Remi e corde da scalata, addio all'alpinista Carlo

Giovedì 19 Settembre 2019
I FUNERALI
VILLAFRANCA PADOVANA Un addio commosso e partecipato quello che ieri pomeriggio a Taggì di Sotto ha accompagnato Carlo Gomiero, il giovane ingegnere amante della montagna, morto nella tragedia del Sass Maor, dove ha perso la vita anche l'amico infermiere di Monselice, Michele Chinello di 51 anni. È stato il giorno dell'ultimo saluto al trentenne di Villafranca Padovana, cuoco al rifugio Velo della Madonna, che ha visto la chiesa accogliere i molti amici che si sono stretti al dolore dei genitori, della fidanzata Anna e della sorella Arianna.
IN CHIESA
Il feretro di Carlo è arrivato in chiesa un po' prima dell'inizio della cerimonia funebre, ed è stato accompagnato all'interno da parenti e amici in attesa dell'inizio del rito funebre. E in tanti hanno voluto prendere parte al funerale, colpiti dalla tragica scomparsa del giovane amico, e molti sono rimasti a seguire la celebrazione sul sagrato della chiesa.

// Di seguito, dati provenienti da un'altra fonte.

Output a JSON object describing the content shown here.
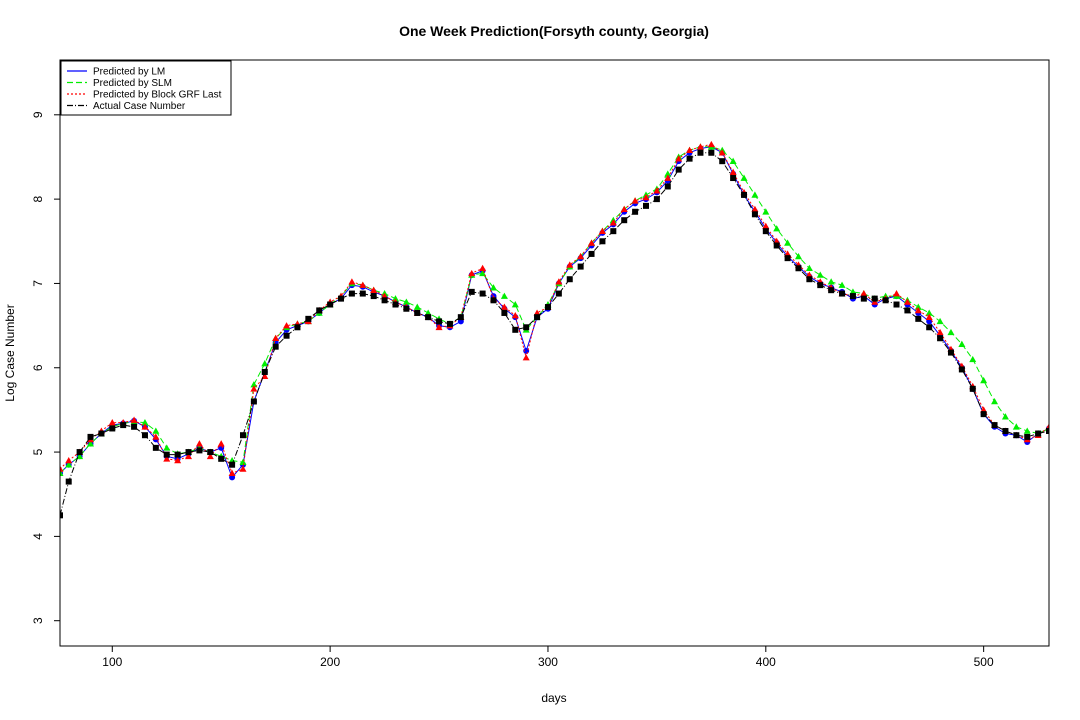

Appoggiata sul feretro la maglia della Canottieri di Padova, società nella quale Carlo ha militato tanti anni dedicandosi al canottaggio che l'ha portato ad indossare anche la maglia della Nazionale, con la quale ha conquistato il record italiano nella categoria ragazzi di canottaggio indoor. Uno sport che aveva praticato a lungo con grande passione e dedizione: ai piedi dell'altare gli amici della società sportiva di Padova hanno voluto ricordare l'amore del trentenne per lo sport sistemando tre remi vicino al feretro, quasi a volerlo accompagnare ancora vogando anche in questo suo ultimo viaggio. Accanto alla maglia della società sportiva, la tuta della Nazionale che Carlo indossava nelle gare.
L'OMELIA
Ad officiare la cerimonia funebre padre Alessandro Fortin, francescano conventuale della Basilica del Santo, e con lui don Paolo Pegoraro, parroco di Taggì, i sacerdoti di Villafranca e di Ronchi, e le corali di Resana ad accompagnare la liturgia. «Il Signore in questi giorni ha messo a dura prova tutti i nostri animi, al punto tale che fatichiamo a riconoscerla come vera questa realtà, piena di sgomento e di angoscia ha detto padre Alessandro nell'omelia - L'esperienza della morte sconvolge tutti, perché in modo crudo e duro dice la grande fragilità che abbiamo in noi. E una morte come quella di Carlo ancora di più ci sconvolge perché è repentina, improvvisa, prematura che cambia tanto l'esistenza di chi resta. Le parole di un salmo dicono che ognuno di noi è un mistero di fragilità e di debolezza, sostenuto è vero da sogni, progetti, speranze che lo spingono a guardare sempre avanti in una voglia inarrestabile di futuro». E Carlo era proprio così: «Una fucina creativa di futuro ha detto ancora il sacerdote - Progetti che si lasciavano modificare da ogni evento per apprezzare sempre di più la vita, gustare l'avvenire e riconoscere e conoscere sempre di più la bellezza più piena. Così Carlo passava dallo sport che fa gustare la risposta del corpo messo alla prova, alla mente dell'ingegnere che trova nuove soluzioni ai quotidiani problemi per arrivare alla gratificazione nel cucinare il cibo per gli ospiti del rifugio e terminare la giornata ai piedi di una montagna, illuminata da un tramonto». «Ma ora qui, accanto al nostro Carlo così sembra la fine di tutto ha concluso ma la parole di Dio ci assicura che questo è solo ciò che appare, ci vuole fede, ma la realtà è diversa».
LA PARTECIPAZIONE
All'uscita dalla chiesa il saluto commosso, che ha visto fra i partecipanti anche gli amici del Cai, del Soccorso alpino e dell'Anmil Sport Italia, fondazione che consente l'attività sportiva alle persone disabili legata ad Alex Zanardi.